Clinical social workers, clinical professional counselors and marriage and family therapists are similar. All have master’s degrees. All take classes in counseling and can provide therapy. All are licensed by the state.
However, the three professions have different philosophies and focus. Social workers are trained to find resources for clients, and to provide counseling. Clinical professional counselors focus solely on counseling. Marriage and family therapists also focus on counseling, but with more attention to working with couples and families.
Experts, including social workers, say the three professions are equal in quality.
Social workers have been around longer and are covered by both federal and state health insurance programs. Professional counselors and marriage and family therapists are not covered by the federal program, but they are covered by other insurance programs, including MaineCare.
They have been fighting for years to be covered by Medicare.
For patients eligible for both Medicare and MaineCare, the state program paid when the federal program wouldn’t. Nadeau, with MaineCare, said dropping that coverage would align Maine with Medicare.
“This proposed change allows us to ensure that dual-eligibles will still be able to receive services they need, while also saving the state money,” she said.
But counselors and social workers say there aren’t enough social workers to help the 2,500 Mainers who would suddenly need new therapists for depression, anxiety and post-traumatic stress disorder, among other issues.
“Most of our members have enough clients and couldn’t handle the onslaught,” said Susan Lamb, executive director of the Maine chapter of the National Association of Social Workers.
Catherine Ryder, executive director of Tri-County Mental Health Services in Lewiston, called the proposed change “catastrophic.”
“We’re already challenged to fill positions,” she said. “When you start eliminating an entire pool (of therapists), we’re going to be hard-pressed to come anywhere close to meeting the demand.”
If they can’t meet the demand, Ryder and others worry patients will go without mental health care.

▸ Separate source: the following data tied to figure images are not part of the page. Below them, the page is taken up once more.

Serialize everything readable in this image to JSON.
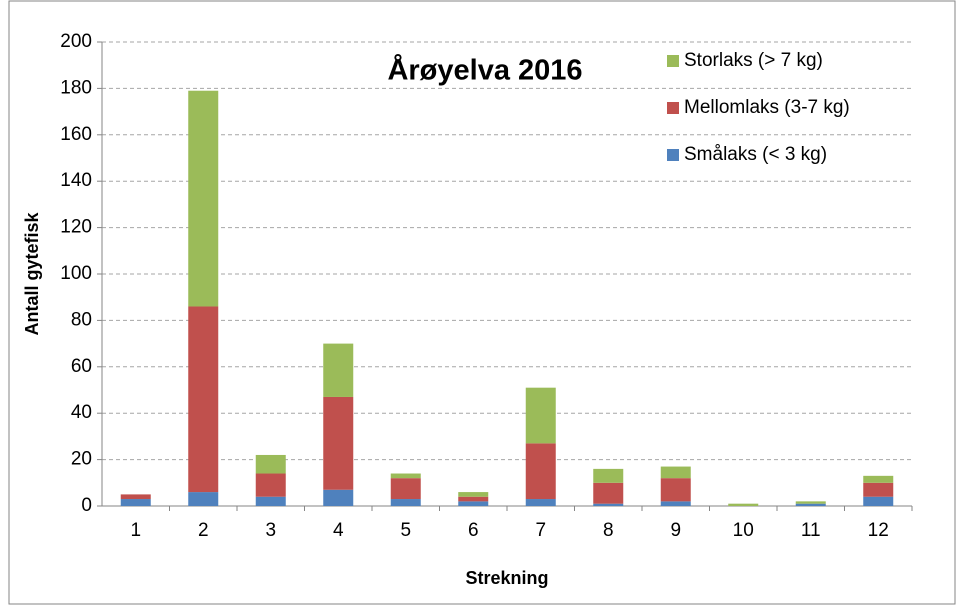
{
  "chart_data": {
    "type": "stacked-bar",
    "title": "Årøyelva 2016",
    "x_label": "Strekning",
    "y_label": "Antall gytefisk",
    "categories": [
      "1",
      "2",
      "3",
      "4",
      "5",
      "6",
      "7",
      "8",
      "9",
      "10",
      "11",
      "12"
    ],
    "series": [
      {
        "name": "Smålaks (< 3 kg)",
        "color": "#4f81bd",
        "values": [
          3,
          6,
          4,
          7,
          3,
          2,
          3,
          1,
          2,
          0,
          1,
          4
        ]
      },
      {
        "name": "Mellomlaks (3-7 kg)",
        "color": "#c0504d",
        "values": [
          2,
          80,
          10,
          40,
          9,
          2,
          24,
          9,
          10,
          0,
          0,
          6
        ]
      },
      {
        "name": "Storlaks (> 7 kg)",
        "color": "#9bbb59",
        "values": [
          0,
          93,
          8,
          23,
          2,
          2,
          24,
          6,
          5,
          1,
          1,
          3
        ]
      }
    ],
    "ylim": [
      0,
      200
    ],
    "yticks": [
      0,
      20,
      40,
      60,
      80,
      100,
      120,
      140,
      160,
      180,
      200
    ],
    "grid": true
  }
}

And even if agencies could find enough social workers to cover people, they believe some patients simply wouldn’t go to a new therapist.
They worry that, either way, more people will end up in crisis and in the hospital — a situation that would hurt patients and cost more.
“It’s shortsighted in terms of what the ultimate outcome is going to be,” said Maine House Speaker Mark Eves, D-North Berwick, who recently gave up his practice as a marriage and family therapist to focus on the Legislature.
Counselors are also concerned about their livelihoods.
Robin Abendroth is a licensed clinical professional counselor who runs a private practice in Saco. Most of his patients are dual-eligibles.
“We could see our businesses decimated,” he said. “I could lose 95 percent of my client base overnight.”
There are about 1,100 clinical professional counselors in Maine and 79 marriage and family counselors.
The Legislature’s Appropriations Committee is expected to hold a public hearing on the proposal at 1 p.m. Monday. Many counselors, social workers and agency leaders say they’ll be there.
“We want to fight this thing,” said Tom Kubasik, president-elect of the Maine Mental Health Counselors Association.